2013-2017 saw the Chiefs make improvements, and make the playoffs. In 2018 Patrick Mahomes was drafted, and now, three Super Bowl Championships in six seasons. There were some calling into question whether Reid could keep his job if the team didn’t recover from poor starts or losing streaks. That seems like ancient history now.

Everything I have laid out for you brings me to the Buffalo Bills and more specifically head coach Sean McDermott.

Sean McDermott deserves all the credit in the world for what he’s done for the Buffalo Bills. He brought them out of the darkness and made them what they are today. Before McDermott, the only time you heard ‘Bills’ and ‘Super Bowl’ in the same sentence was when talking about the Bills teams of the 90’s. Now, the Bills are Super Bowl contenders.

The most recent playoff loss broke me. Another loss to Patrick Mahomes in the playoffs. Another Super Bowl for Patrick Mahomes. Another year of trying to figure out how to get over the hump. I know McDermott faced questions about his job security after the teams’ 6-6 start, but I think it is fair to ask just how much more time can you give McDermott.

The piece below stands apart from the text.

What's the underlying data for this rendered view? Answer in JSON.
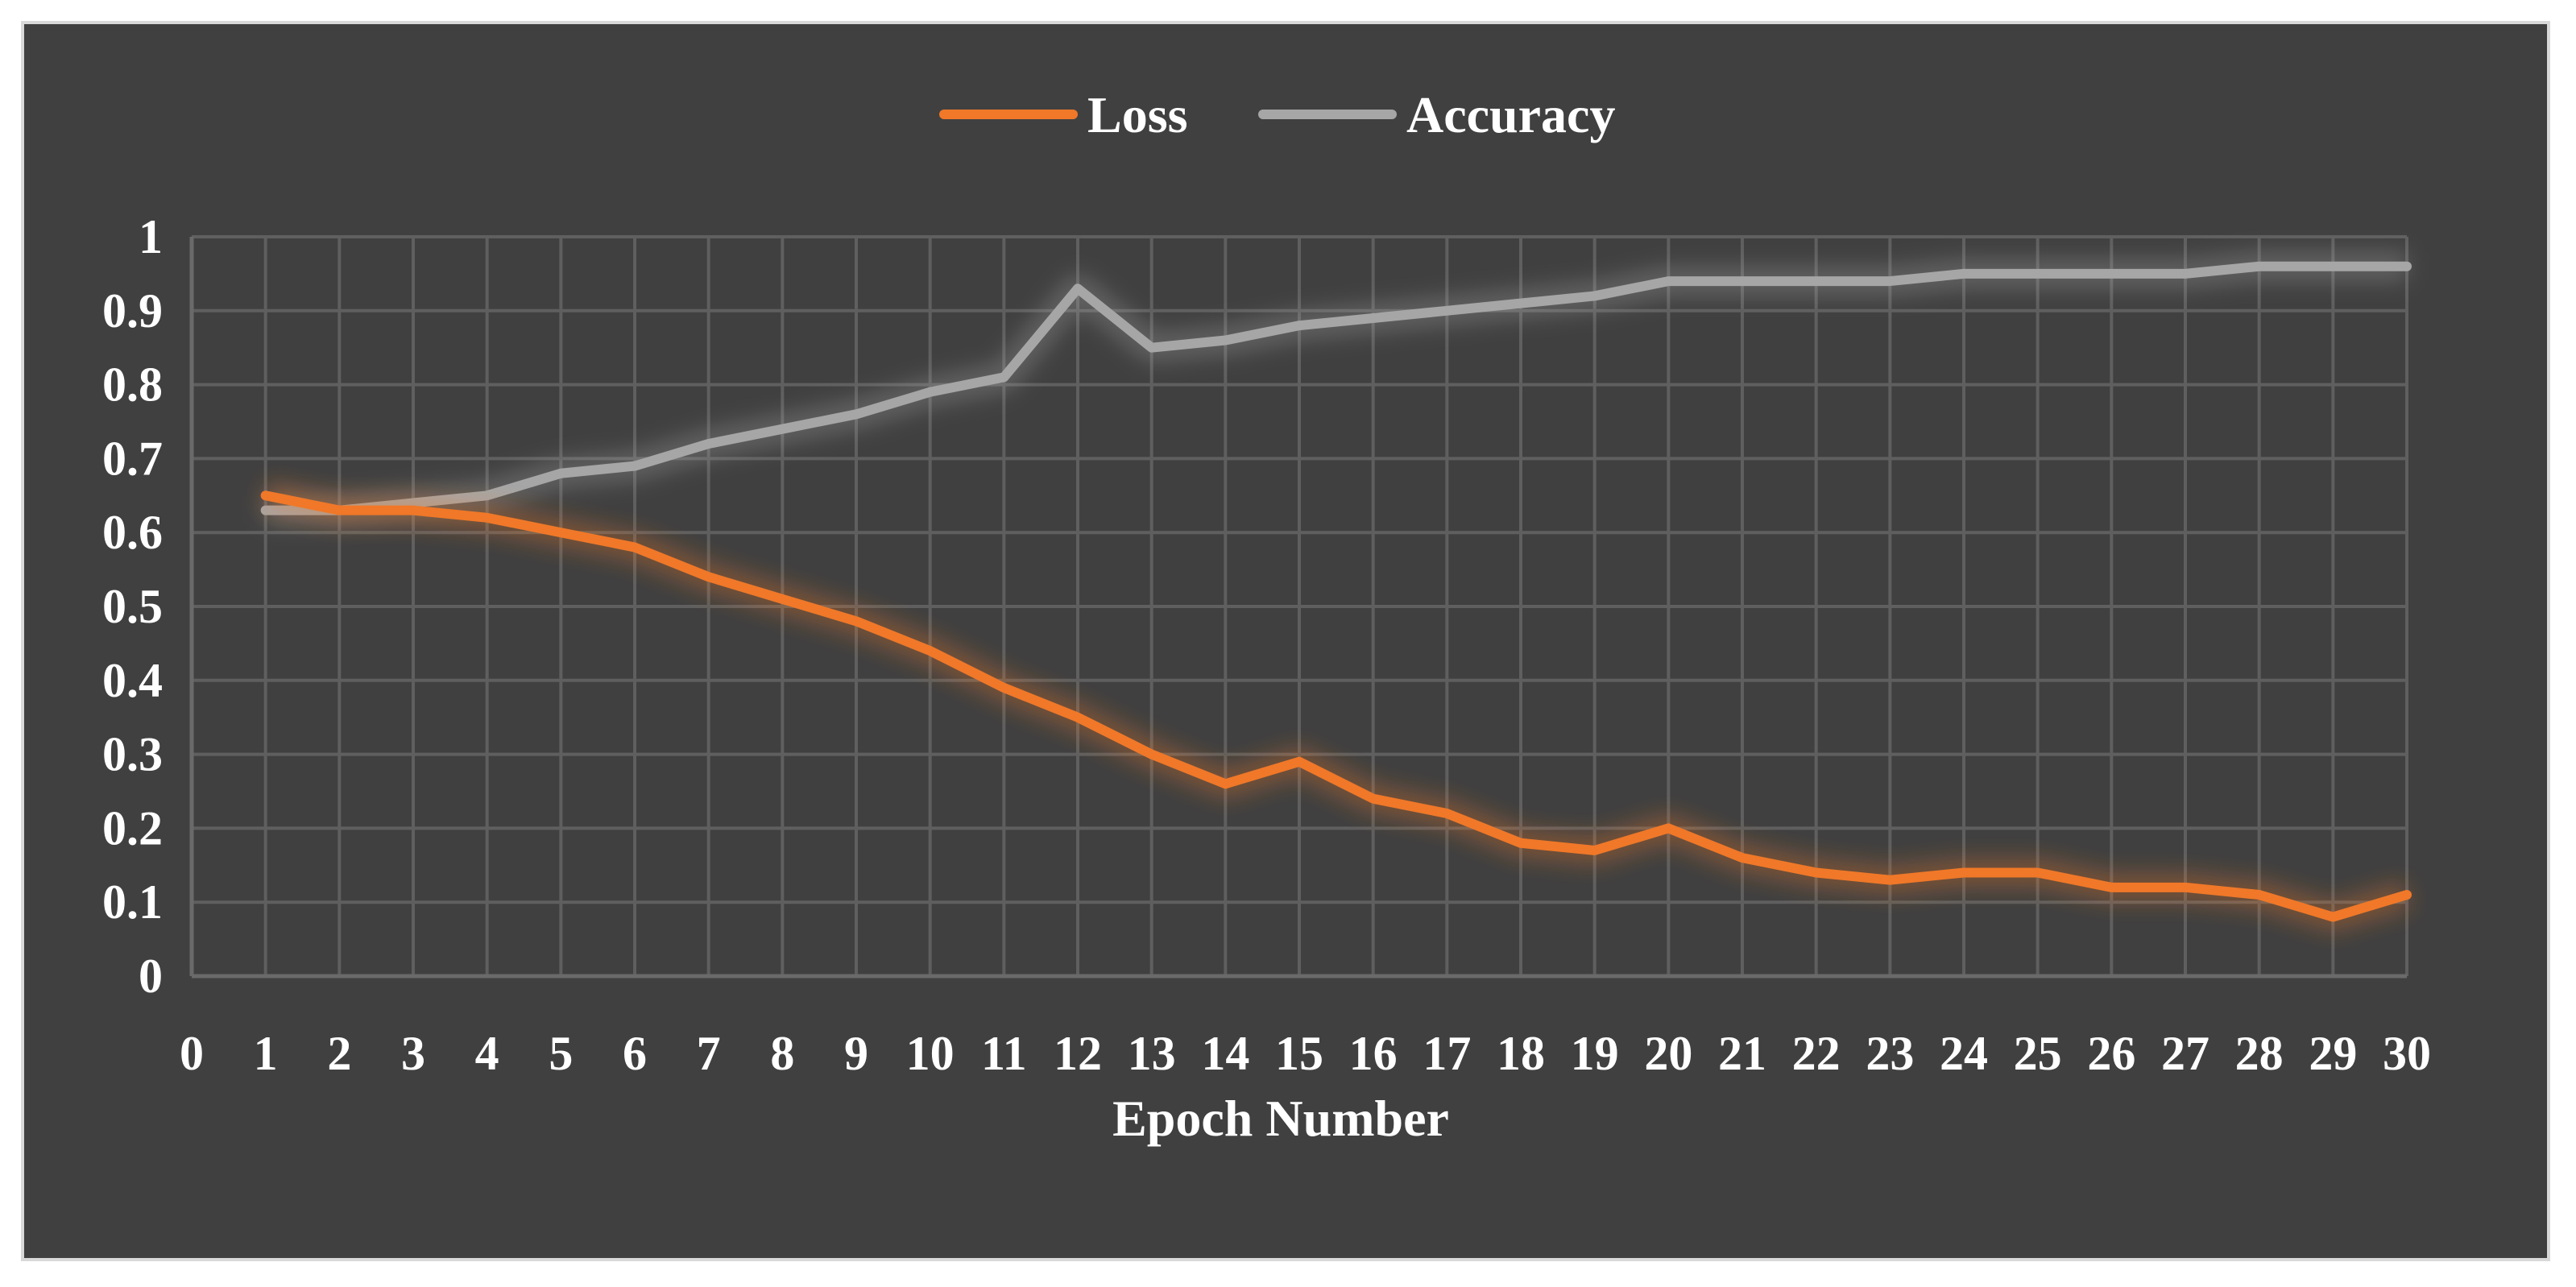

By most measures, Sean McDermott has been successful. 73-41 record as head coach. He’s made the playoffs in six out of seven seasons, but a 5-6 record in the playoffs. three of those six losses were to Andy Reid. The 2020 season was arguably the best the Bills have looked in the McDermott era. After a Week Ten loss to the Arizona Cardinals on what has been called the ‘Hail Murray’, the Bills reeled off six straight wins to end the regular season and won two playoff games to eventually lose to Kansas City in the AFC Championship game.

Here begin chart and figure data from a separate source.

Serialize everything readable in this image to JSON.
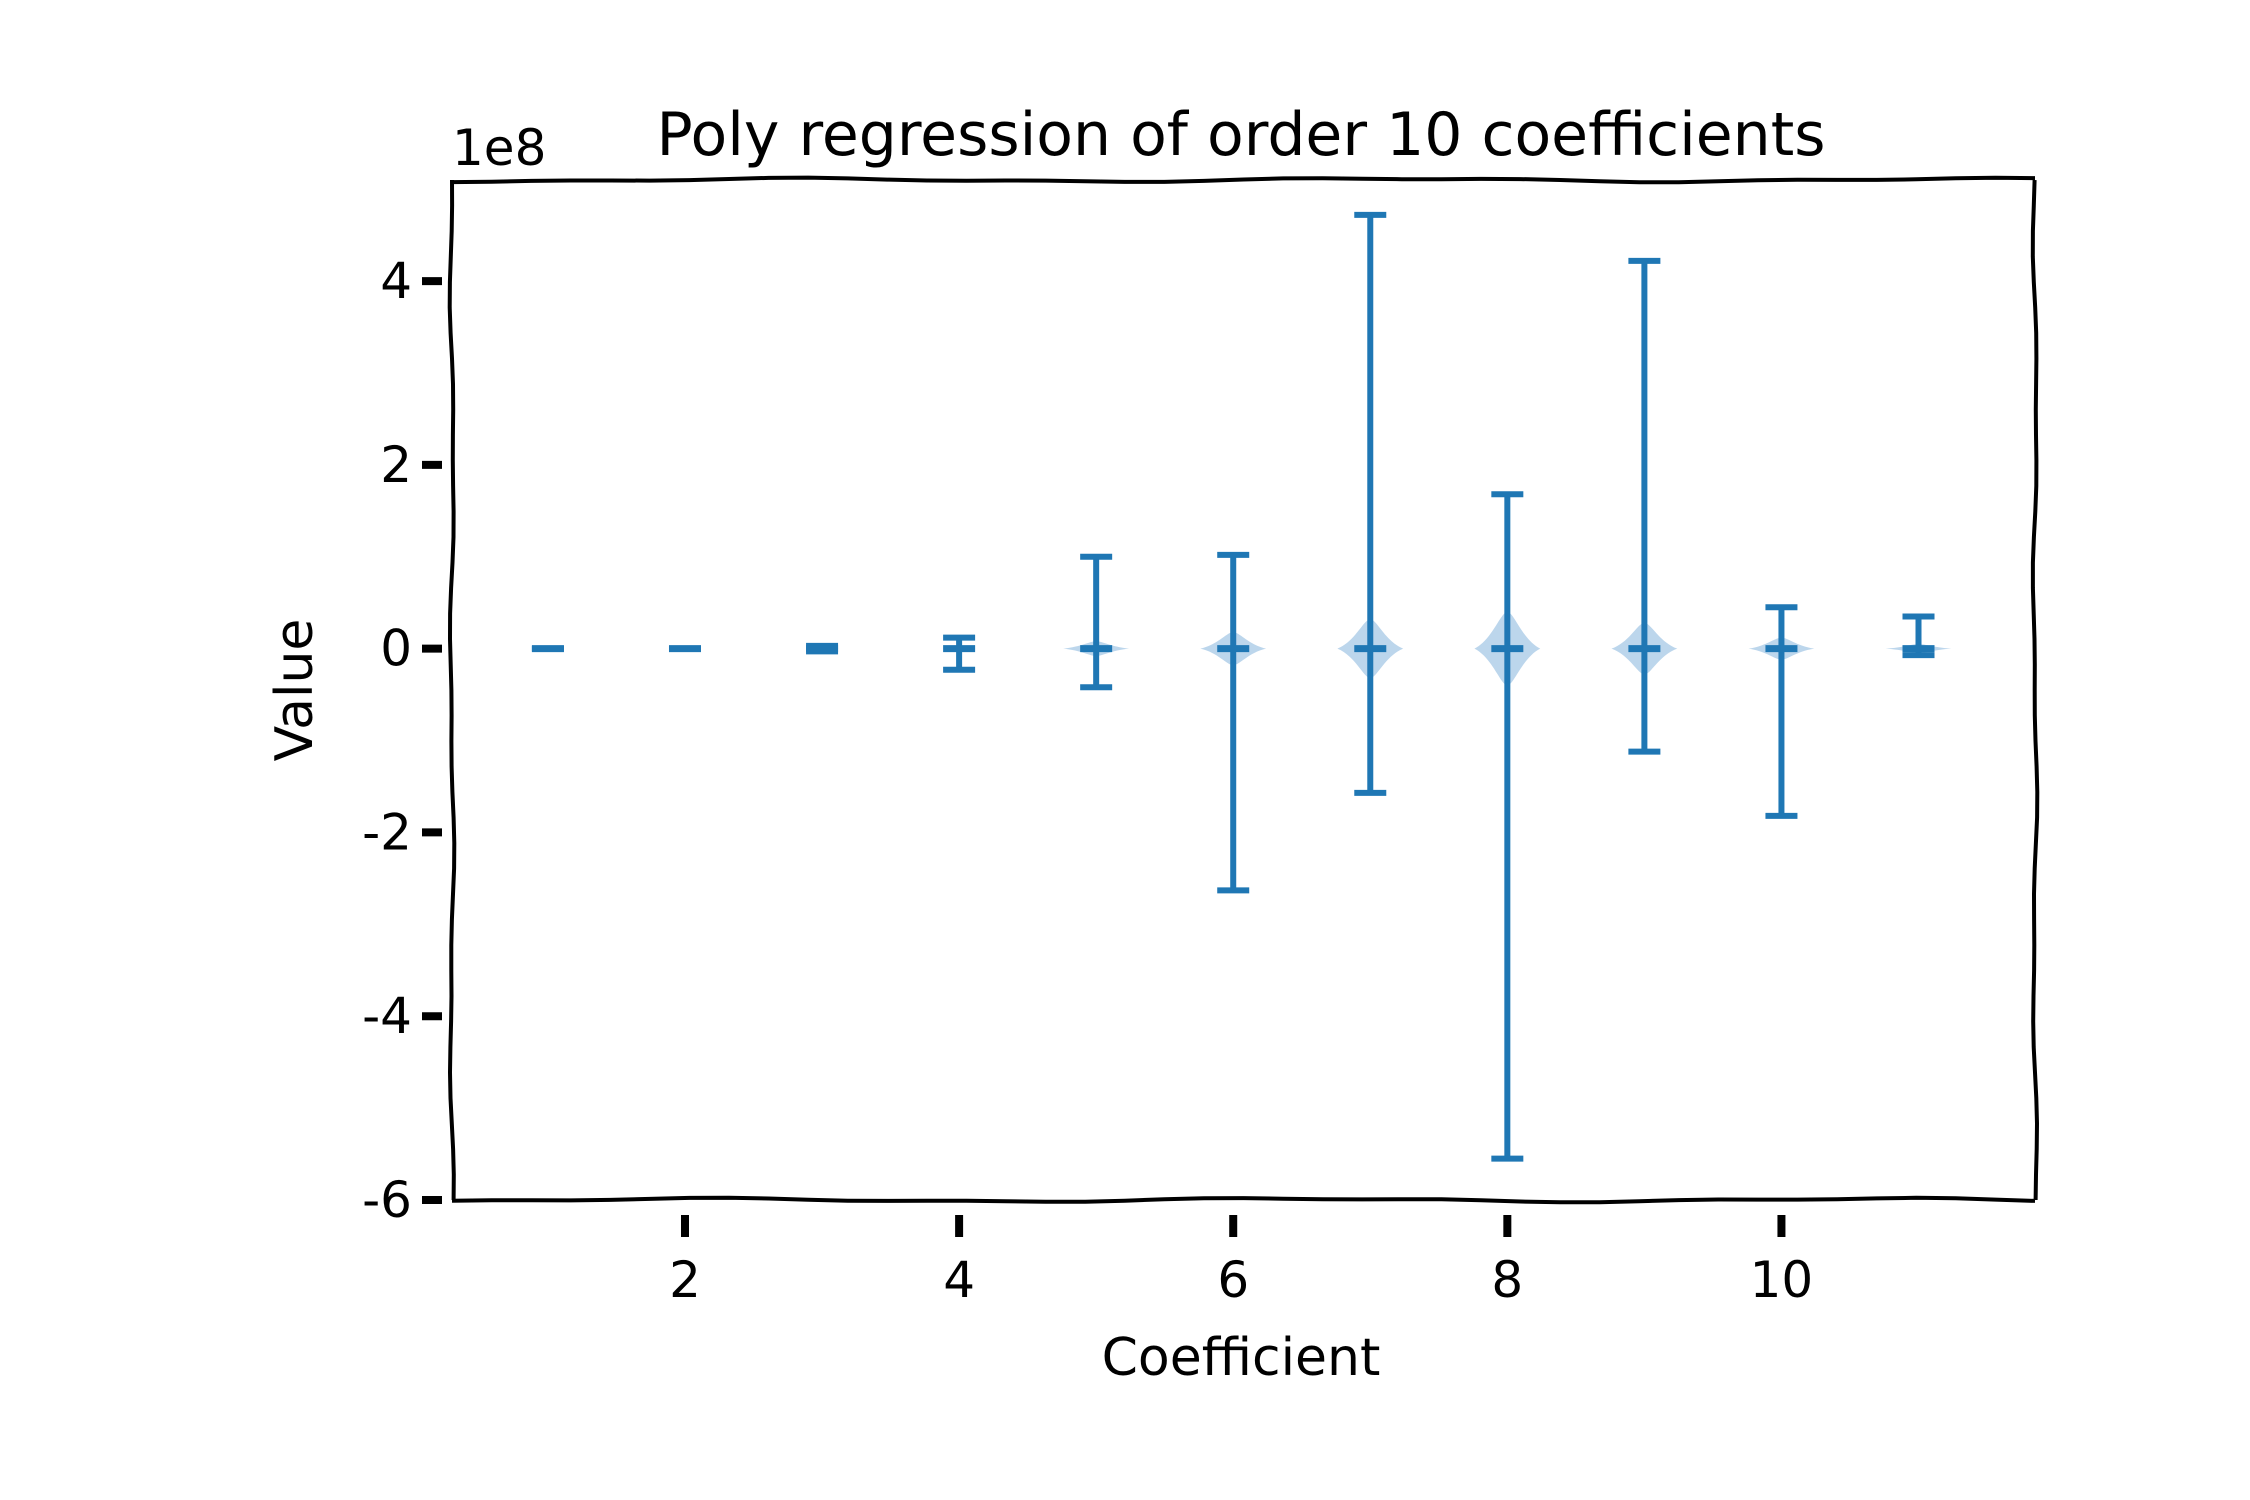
{
  "chart_data": {
    "type": "violin",
    "title": "Poly regression of order 10 coefficients",
    "xlabel": "Coefficient",
    "ylabel": "Value",
    "y_offset_label": "1e8",
    "y_scale_factor": 100000000,
    "xlim": [
      0.3,
      11.85
    ],
    "ylim": [
      -6.0,
      5.1
    ],
    "xticks": [
      2,
      4,
      6,
      8,
      10
    ],
    "yticks": [
      -6,
      -4,
      -2,
      0,
      2,
      4
    ],
    "grid": false,
    "style": "xkcd",
    "colors": {
      "series": "#1f77b4",
      "body": "#a6c8e6",
      "axis": "#000000"
    },
    "series": [
      {
        "coefficients": [
          1,
          2,
          3,
          4,
          5,
          6,
          7,
          8,
          9,
          10,
          11
        ],
        "min": [
          0.0,
          0.0,
          -0.03,
          -0.23,
          -0.42,
          -2.63,
          -1.57,
          -5.55,
          -1.12,
          -1.82,
          -0.07
        ],
        "max": [
          0.0,
          0.0,
          0.03,
          0.12,
          1.0,
          1.02,
          4.72,
          1.68,
          4.22,
          0.45,
          0.35
        ],
        "median": [
          0.0,
          0.0,
          0.0,
          0.0,
          0.0,
          0.0,
          0.0,
          0.0,
          0.0,
          0.0,
          0.0
        ],
        "body_halfwidth": [
          0.0,
          0.0,
          0.0,
          0.12,
          0.24,
          0.24,
          0.24,
          0.24,
          0.24,
          0.24,
          0.24
        ],
        "body_halfheight": [
          0.0,
          0.0,
          0.0,
          0.04,
          0.08,
          0.18,
          0.32,
          0.4,
          0.28,
          0.12,
          0.05
        ]
      }
    ]
  }
}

The 2021 season brought us again to the Divisional round of the playoffs, this game would come to be known as the ’13 second’ game. A masterful performance by Josh Allen was wasted by a series of coaching decisions that should be considered malpractice. The final regulation possession by Kansas City started with a touchback. The Chiefs then went three plays and 44 yards in 13 seconds for the game-tying field goal. Josh Allen never touched the ball in overtime.

The rest, as they say, is history. So, what am I getting at by bringing up the pain of playoff losses past? Well, how long do we give Sean McDermott? Seriously, how much longer do we give him to get this team where it wants to go? This most recent loss wasn’t McDermott’s fault. But, he gets credit for the loss. So, when does ownership start holding his feet to the fire? Where is the sense of urgency?

I like to say, ‘the standard is the standard.’ If a Super Bowl is the goal, how many more times does he fall short before we make a change? Making the playoffs is great but eventually just making the playoffs isn’t enough. There has to be more. The last five losses in the playoffs were: Wild Card, AFC title game, Divisional round, Wildcard, Divisional Round. What if 2024 brings another Divisional round loss, do we just appreciate the job he’s done and look forward to 2025?

Frankly, as a fan of the Bills, I’m tired of looking forward to next season. I’m not ‘happy to be here’ in regards to making the playoffs anymore. I want more, we all should want more, we should be DEMANDING more. Josh Allen is in his prime, the team needs to capitalize on it.

Deciding to fire a coach is a hard one but the NFL is a result-oriented business, if the result is only making the playoffs, that shouldn’t be celebrated. It should be a reason to ask for more. The 2024 season is a big one for Sean McDermott, anything less than an AFC Championship game should be unacceptable. the standard is the standard!

The ring is the thing. Super Bowls make everything look great. I’m setting the bar at AFC title games. A very attainable goal in my mind. If Sean McDermott can’t make it that far in the next two seasons, then maybe he isn’t the one to get us where we want to go. If McDermott isn’t that guy then the million-dollar question becomes, who is?